Source Pravda.Ru

Who to pay? Russian Workers or Foreign Creditors?

The Russian government is performing a balancing act between foreign creditors and the Russian population

The issue of social maintenance and the standard of living of the Russian people once again in the picture. President Putin has publicly criticized Vice Prime Minister Valentina Matviyenko and Finance Minister Aleksey Kudrin for salary and vacation debts owed to teachers. Minister for Labor and Social Development Alexander Pochinok acknowledged the seriousness of the problem in his interview to Rossiyskaya Gazeta newspaper.

The minister said that the problem with salary delays and the general level of wages are becoming worse. While the Russian state is properly paying its foreign debts, its debts to the Russian people are not being paid. Unfortunately, in Russia, the government is forced to choose between one or the other. That is why the optimism of the Russian government seems to be a little premature and unreasonable.
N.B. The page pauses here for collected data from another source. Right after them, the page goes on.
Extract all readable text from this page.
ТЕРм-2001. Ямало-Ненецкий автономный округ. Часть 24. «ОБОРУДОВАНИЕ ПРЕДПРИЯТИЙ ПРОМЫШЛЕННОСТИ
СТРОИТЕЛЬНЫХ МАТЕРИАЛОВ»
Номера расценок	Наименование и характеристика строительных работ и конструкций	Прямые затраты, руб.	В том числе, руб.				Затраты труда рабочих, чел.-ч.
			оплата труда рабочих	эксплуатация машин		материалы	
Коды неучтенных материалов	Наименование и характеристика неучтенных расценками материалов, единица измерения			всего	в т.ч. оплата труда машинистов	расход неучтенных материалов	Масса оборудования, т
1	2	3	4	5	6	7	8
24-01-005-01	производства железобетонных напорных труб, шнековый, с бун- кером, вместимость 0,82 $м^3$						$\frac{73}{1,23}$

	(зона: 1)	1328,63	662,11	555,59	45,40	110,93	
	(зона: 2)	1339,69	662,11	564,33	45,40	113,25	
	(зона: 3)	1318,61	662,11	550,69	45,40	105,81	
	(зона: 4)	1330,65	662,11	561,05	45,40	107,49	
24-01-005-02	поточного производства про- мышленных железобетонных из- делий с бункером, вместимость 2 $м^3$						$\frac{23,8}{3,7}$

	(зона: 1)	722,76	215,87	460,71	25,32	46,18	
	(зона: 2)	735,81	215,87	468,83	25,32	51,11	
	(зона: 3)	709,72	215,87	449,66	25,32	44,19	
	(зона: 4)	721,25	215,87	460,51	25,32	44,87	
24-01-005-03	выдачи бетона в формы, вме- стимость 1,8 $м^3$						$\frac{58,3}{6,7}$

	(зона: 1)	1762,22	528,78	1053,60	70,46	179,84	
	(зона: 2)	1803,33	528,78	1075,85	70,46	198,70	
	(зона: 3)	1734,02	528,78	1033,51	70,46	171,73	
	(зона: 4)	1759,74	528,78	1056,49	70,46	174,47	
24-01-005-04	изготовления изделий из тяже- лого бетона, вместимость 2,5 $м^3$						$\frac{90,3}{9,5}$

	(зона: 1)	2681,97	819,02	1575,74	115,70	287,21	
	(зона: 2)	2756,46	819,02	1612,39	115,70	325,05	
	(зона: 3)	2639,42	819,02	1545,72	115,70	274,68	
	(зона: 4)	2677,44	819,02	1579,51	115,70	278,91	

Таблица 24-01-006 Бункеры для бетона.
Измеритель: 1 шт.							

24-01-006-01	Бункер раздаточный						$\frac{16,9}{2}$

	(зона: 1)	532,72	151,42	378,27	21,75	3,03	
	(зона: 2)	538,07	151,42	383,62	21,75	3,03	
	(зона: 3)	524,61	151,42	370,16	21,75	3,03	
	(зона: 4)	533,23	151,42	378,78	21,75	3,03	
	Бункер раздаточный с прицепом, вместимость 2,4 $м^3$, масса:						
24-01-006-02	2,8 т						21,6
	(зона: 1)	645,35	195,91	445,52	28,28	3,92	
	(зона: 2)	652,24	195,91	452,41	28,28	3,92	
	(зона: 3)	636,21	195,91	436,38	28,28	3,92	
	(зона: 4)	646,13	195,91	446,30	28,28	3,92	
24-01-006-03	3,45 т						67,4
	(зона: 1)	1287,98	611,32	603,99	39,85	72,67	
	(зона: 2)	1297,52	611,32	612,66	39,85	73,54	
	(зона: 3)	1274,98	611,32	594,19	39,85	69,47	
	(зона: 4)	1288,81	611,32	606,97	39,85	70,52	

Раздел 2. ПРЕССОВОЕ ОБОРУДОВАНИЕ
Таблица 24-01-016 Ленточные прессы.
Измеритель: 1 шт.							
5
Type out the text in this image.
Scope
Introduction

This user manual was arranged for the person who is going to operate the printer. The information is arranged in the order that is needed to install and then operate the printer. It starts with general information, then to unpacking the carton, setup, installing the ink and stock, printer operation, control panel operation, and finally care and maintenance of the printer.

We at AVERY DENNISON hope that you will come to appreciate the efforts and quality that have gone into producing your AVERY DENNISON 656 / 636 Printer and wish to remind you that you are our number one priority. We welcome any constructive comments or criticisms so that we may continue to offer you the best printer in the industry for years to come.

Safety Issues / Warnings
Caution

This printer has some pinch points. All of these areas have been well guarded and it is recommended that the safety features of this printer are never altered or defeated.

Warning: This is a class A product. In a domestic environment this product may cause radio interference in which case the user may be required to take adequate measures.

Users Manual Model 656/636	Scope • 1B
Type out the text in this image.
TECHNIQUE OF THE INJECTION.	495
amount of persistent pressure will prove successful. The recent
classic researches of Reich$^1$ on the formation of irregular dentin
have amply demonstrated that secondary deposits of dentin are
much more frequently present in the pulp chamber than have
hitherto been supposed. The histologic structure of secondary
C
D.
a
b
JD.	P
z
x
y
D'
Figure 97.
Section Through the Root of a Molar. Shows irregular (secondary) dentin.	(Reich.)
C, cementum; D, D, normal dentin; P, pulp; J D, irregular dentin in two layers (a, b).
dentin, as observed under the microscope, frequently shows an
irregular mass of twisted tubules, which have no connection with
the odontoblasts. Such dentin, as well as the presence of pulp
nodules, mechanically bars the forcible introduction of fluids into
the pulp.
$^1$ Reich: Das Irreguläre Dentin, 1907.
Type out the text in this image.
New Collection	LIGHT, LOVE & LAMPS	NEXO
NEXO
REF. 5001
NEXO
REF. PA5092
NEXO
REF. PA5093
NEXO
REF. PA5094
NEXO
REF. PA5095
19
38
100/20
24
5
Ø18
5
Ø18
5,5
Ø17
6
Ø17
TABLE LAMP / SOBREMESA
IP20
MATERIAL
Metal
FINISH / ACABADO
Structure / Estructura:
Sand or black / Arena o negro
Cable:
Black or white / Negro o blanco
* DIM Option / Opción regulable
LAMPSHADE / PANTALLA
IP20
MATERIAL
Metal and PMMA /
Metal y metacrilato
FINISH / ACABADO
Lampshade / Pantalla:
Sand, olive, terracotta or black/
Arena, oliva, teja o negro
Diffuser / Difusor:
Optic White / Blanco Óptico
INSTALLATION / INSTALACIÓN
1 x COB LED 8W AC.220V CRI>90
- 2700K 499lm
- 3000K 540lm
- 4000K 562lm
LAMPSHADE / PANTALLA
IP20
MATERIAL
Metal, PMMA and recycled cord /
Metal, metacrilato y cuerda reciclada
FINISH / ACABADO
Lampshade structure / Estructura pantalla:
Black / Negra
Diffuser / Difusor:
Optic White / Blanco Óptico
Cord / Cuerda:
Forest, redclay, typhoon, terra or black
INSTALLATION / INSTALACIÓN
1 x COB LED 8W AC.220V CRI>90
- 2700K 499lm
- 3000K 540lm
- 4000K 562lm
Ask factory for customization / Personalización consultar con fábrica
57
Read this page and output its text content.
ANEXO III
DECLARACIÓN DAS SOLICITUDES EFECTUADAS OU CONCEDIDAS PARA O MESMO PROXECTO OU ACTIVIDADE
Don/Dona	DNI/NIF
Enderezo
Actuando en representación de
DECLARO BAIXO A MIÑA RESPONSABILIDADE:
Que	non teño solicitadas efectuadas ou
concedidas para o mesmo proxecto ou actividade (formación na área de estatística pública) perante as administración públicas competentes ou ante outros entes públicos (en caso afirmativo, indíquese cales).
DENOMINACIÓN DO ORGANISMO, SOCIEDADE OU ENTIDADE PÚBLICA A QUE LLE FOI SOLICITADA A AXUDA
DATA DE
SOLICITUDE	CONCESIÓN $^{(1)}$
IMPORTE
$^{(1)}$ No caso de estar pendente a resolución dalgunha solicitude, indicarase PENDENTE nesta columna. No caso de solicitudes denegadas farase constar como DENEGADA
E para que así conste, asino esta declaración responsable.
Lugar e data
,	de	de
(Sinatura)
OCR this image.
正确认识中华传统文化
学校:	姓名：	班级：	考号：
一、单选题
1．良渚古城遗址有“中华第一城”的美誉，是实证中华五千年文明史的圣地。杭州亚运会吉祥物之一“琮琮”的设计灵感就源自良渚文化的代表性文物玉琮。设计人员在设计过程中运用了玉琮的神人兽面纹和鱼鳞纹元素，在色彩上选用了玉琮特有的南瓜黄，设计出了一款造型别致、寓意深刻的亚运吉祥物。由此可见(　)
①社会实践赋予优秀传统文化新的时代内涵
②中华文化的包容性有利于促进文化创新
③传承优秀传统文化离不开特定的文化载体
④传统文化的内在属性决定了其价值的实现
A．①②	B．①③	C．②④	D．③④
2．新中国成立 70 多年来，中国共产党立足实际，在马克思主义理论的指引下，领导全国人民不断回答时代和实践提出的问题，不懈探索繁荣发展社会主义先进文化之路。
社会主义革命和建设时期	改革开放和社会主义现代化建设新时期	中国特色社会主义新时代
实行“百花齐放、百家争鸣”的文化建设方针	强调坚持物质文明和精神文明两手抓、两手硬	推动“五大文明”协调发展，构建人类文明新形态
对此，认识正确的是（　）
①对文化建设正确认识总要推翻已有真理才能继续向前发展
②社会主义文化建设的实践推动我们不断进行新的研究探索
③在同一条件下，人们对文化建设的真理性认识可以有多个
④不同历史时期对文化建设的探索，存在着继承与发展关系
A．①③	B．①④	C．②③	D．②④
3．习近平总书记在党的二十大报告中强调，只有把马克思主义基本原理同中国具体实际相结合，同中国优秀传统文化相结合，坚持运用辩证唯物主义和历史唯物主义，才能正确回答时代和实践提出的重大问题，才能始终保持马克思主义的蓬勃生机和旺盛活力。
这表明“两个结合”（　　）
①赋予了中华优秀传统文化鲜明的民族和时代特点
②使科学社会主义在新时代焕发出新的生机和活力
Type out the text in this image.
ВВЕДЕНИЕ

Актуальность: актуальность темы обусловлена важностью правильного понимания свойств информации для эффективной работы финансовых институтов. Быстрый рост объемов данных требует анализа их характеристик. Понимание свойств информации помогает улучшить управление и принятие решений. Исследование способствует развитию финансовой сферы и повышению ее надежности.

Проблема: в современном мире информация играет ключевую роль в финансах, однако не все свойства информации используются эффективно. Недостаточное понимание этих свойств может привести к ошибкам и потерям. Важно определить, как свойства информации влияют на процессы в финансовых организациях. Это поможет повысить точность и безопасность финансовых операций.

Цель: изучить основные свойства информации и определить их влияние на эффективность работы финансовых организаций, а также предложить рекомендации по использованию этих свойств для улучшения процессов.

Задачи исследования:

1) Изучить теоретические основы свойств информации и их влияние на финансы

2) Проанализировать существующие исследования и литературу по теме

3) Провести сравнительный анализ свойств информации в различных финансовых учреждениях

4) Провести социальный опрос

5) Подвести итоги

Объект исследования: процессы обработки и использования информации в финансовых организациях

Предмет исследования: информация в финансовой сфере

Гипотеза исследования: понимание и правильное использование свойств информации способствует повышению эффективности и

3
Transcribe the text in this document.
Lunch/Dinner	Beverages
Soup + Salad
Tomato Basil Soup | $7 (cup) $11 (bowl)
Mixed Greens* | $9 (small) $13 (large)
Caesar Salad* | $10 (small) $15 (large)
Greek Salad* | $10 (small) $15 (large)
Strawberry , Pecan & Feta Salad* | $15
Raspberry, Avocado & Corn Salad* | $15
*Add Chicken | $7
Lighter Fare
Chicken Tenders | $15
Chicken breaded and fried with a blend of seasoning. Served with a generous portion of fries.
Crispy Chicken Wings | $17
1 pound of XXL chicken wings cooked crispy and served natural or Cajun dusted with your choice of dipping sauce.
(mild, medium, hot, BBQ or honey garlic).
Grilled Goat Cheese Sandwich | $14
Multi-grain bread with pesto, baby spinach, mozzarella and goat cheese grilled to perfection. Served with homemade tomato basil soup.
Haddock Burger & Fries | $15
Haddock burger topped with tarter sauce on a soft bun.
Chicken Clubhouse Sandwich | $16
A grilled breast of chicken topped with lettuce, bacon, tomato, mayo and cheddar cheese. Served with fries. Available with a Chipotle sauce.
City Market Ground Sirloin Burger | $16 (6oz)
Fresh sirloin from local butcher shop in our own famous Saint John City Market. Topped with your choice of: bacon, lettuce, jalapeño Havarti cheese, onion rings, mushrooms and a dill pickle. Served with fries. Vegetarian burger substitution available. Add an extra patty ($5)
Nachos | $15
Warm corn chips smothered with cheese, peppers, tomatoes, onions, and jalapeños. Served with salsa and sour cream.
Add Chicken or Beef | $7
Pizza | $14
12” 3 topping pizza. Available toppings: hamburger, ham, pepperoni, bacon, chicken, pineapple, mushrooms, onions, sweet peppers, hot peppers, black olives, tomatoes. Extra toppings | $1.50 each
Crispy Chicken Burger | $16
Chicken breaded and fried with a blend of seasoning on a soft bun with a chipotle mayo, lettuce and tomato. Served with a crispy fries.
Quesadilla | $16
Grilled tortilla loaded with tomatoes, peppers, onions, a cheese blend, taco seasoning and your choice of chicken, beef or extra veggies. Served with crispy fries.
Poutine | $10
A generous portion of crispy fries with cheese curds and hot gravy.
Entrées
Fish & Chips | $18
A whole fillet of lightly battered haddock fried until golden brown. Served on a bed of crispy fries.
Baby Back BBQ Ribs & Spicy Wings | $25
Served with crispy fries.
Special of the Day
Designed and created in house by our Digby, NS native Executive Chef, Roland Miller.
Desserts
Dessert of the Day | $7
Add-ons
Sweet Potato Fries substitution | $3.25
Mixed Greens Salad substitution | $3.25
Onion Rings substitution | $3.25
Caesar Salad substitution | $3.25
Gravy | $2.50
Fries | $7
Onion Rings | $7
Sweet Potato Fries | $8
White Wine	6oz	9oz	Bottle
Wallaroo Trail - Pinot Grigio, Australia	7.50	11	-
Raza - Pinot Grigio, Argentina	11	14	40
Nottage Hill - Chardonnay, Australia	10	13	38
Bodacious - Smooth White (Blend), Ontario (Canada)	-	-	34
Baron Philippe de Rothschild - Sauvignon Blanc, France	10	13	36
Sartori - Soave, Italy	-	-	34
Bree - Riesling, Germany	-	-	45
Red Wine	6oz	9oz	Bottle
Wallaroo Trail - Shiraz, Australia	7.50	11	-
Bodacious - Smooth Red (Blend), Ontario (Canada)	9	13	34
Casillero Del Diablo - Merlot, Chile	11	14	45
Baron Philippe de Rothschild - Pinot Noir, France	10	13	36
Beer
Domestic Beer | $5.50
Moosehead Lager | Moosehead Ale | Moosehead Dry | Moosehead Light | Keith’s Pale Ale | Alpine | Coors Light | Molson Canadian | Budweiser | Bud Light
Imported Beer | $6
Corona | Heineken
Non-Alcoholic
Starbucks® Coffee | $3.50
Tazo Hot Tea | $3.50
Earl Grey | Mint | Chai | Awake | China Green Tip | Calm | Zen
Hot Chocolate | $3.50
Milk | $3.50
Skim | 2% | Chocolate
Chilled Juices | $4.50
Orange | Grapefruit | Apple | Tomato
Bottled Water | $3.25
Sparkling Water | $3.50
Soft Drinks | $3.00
Alexander Pochinok stated that state's debt to government workers is like the visible part of an iceberg. The wages are basically not being paid by commercial enterprises. Their share of the debt makes up 31 billion rubles, whereas the state’s share is only four billion rubles. However, the speed is rather impressive: three billion rubles of salary debt was owed by the Ministry for Education and Ministry for Healthcare as of the middle of July. The Russian government has tried to ignore the fact that commercial companies have not been paying wages to their employees. It was suggested that trade unions and citizens settle such matters in the courts. However, the new Labor Code of Russia acknowledged the Russian people's right to refuse to work if their salaries have not been paid for two months.

Alexander Pochinok is sure that the issue of debts owed to government employees will be solved, as has repeatedly happened in the past. In reality, it is not such a large sum. However, the government cannot keep its commercial structures in check. The minister said that joint-stock companies have not paid 30 billion rubles; the biggest portion of this sum was delayed by the enterprises that were about to go bankrupt. In other words, the employees of such companies will never see their paychecks, regardless of whether or not their bosses go to jail. There were businessmen who did their best to avoid criminal charges for delaying paychecks. They realized that timely and full payment of wages under the conditions of the Russian economy would inevitably ruin thousands of enterprises.

Alexander Pochinok acknowledged that the gap between the salaries of Russia and Western Europe is gigantic: “Its reduction or liquidation is currently out of the question.” The Russian Ministry for Economic Development and Trade projected that the income of the Russian population is likely to grow by 56-61% by the year 2005. We have to say here that this forecast will probably remain just a forecast due to many economic and political reasons. The standard of living of the Russian people will be incomparable to those in Europe even if this prediction is correct. The Russian government does not have the money to satisfy everybody’s needs. Prime Minister Mikhail Kasyanov’s first priority is to pay the foreign debt.

Deputy Finance Minister Bella Zlatkis said that the government had a choice in 1998: either to pay its debts to the population or not to be elected. That was the time of the huge budgetary deficit, and the government had to raise loans on foreign markets in order to pay wages. Today, the situation is different. However, the government was forced to increase the amount of foreign loans. It was decided to borrow four times as much as was originally planned. This resulted in defaults.

The same question (who is to be paid?) will soon become topical. The government will surely prefer to pay foreign creditors. Nevertheless, the parliamentary elections are coming up in Russia, and then there will be presidential elections. By that time, the government might have another point of view on the matter.